CTranslate2 Not able to convert the last_hidden_state values when using a bf16 converted model weights

I have a encoder module, which i have converted to ctranslate in the following precision

fp32
fp16
bf16
int8

and i try to run the following code:

import torch.nn.functional
import ctranslate2
import numpy as np
import torch
import transformers

from sentence_transformers import SentenceTransformer


def ctranslate_infer(model_path, tokenizer_name):
    device = "cuda"
    encoder = ctranslate2.Encoder(model_path, device=device)


    tokenizer = transformers.AutoTokenizer.from_pretrained(tokenizer_name)
    inputs = ["It was good!"]
    tokens = tokenizer(inputs).input_ids

    output = encoder.forward_batch(tokens)
    # for out in output:
    
    embeddings = torch.as_tensor(output.last_hidden_state, device=device)
    embeddings = embeddings[0][0]
    print(embeddings.shape)
    embeddings = torch.nn.functional.normalize(embeddings.view(1,-1), p=2.0)
    print(embeddings)

def st_infer(model_path):
    inputs = ["It was good!"]
    st_model = SentenceTransformer(model_path)
    print(st_model)
    print(st_model.encode(inputs))


if __name__ == "__main__":
    ctranslate_infer("bge_m3_ctranslate", "BAAI/bge-m3")
    print("-----------------------------------------------------------------------------")
    # st_infer("BAAI/bge-m3")

    ctranslate_infer("bge_m3_fp16_ctranslate", "BAAI/bge-m3")
    print("-----------------------------------------------------------------------------")
    
    ctranslate_infer("bge_m3_bf16_ctranslate", "BAAI/bge-m3")
    print("-----------------------------------------------------------------------------")

    ctranslate_infer("bge_m3_int8_ctranslate", "BAAI/bge-m3")
    print("-----------------------------------------------------------------------------")

But when i try to infer from the bf16 model i get the following error,

torch.Size([1024])
tensor([[ 0.0102,  0.0150, -0.0657,  ..., -0.0160, -0.0231,  0.0077]],
       device='cuda:0')
-----------------------------------------------------------------------------
torch.Size([1024])
tensor([[ 0.0102,  0.0151, -0.0657,  ..., -0.0160, -0.0232,  0.0077]],
       device='cuda:0', dtype=torch.float16)
-----------------------------------------------------------------------------
Traceback (most recent call last):
  File "/data/rkoy/vectorizerstats/ctranslate/infer.py", line 43, in <module>
    ctranslate_infer("bge_m3_bf16_ctranslate", "BAAI/bge-m3")
  File "/data/rkoy/vectorizerstats/ctranslate/infer.py", line 22, in ctranslate_infer
    embeddings = torch.as_tensor(output.last_hidden_state, device=device)
RuntimeError: Could not infer dtype of ctranslate2._ext.StorageView

Ctranslate version: 4.6.0 pytorch version: 2.7.1 GPU: L40S

I would like to know whether am i missing anything or is it a bug in the library ?

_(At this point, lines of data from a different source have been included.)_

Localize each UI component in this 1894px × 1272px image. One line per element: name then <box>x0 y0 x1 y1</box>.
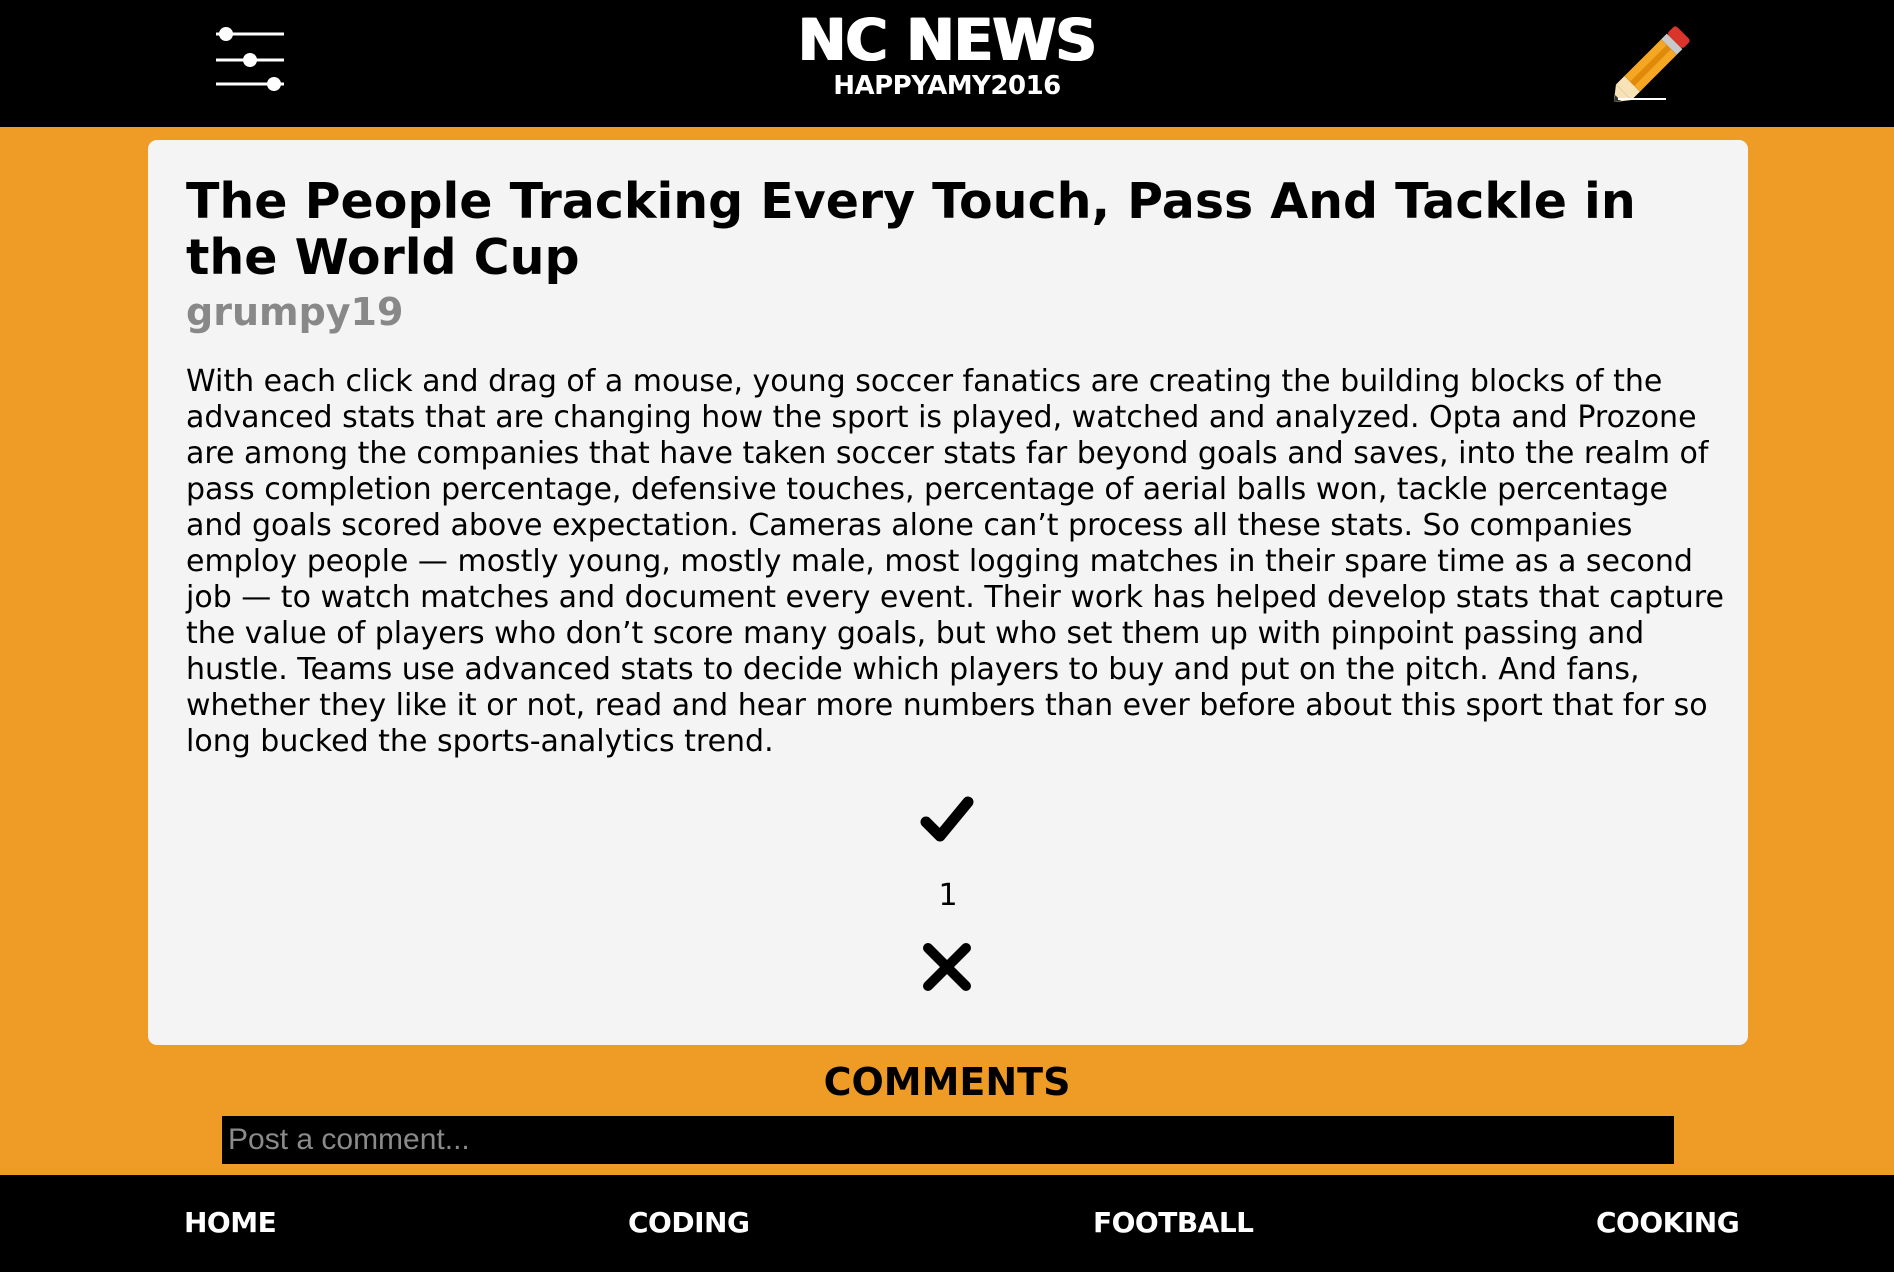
pencil-icon[interactable] <box>1610 22 1694 103</box>
vote-count: 1 <box>938 878 958 913</box>
checkmark-icon[interactable] <box>920 794 974 844</box>
comment-input[interactable] <box>222 1116 1674 1164</box>
article-body: With each click and drag of a mouse, you… <box>186 364 1724 759</box>
cross-icon[interactable] <box>920 940 974 994</box>
comments-heading: COMMENTS <box>823 1060 1071 1104</box>
top-bar: NC NEWS HAPPYAMY2016 <box>0 0 1894 127</box>
nav-coding[interactable]: CODING <box>628 1205 750 1241</box>
article-card: The People Tracking Every Touch, Pass An… <box>148 140 1748 1045</box>
bottom-nav: HOME CODING FOOTBALL COOKING <box>0 1175 1894 1272</box>
article-title: The People Tracking Every Touch, Pass An… <box>186 173 1636 286</box>
nav-home[interactable]: HOME <box>184 1205 277 1241</box>
article-author[interactable]: grumpy19 <box>186 290 403 334</box>
nav-football[interactable]: FOOTBALL <box>1093 1205 1254 1241</box>
nav-cooking[interactable]: COOKING <box>1596 1205 1740 1241</box>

Jul 29 '25 10:07 rkoystart

i have tried a small workaround for the above error:

converted the storageview object of type bfloat16 obtained as the output from the forward_batch function to float16 using .to(ctranslate2.DataType.float16)
now used the storageview object of type float16 as the input to torch.as_tensor()

Not sure is this the right way of obtaining the tensors. Some thoughts on this would be helpful.

Jul 29 '25 13:07 rkoystart

@guillaumekln any help or suggestions from your side ?

Aug 03 '25 14:08 rkoystart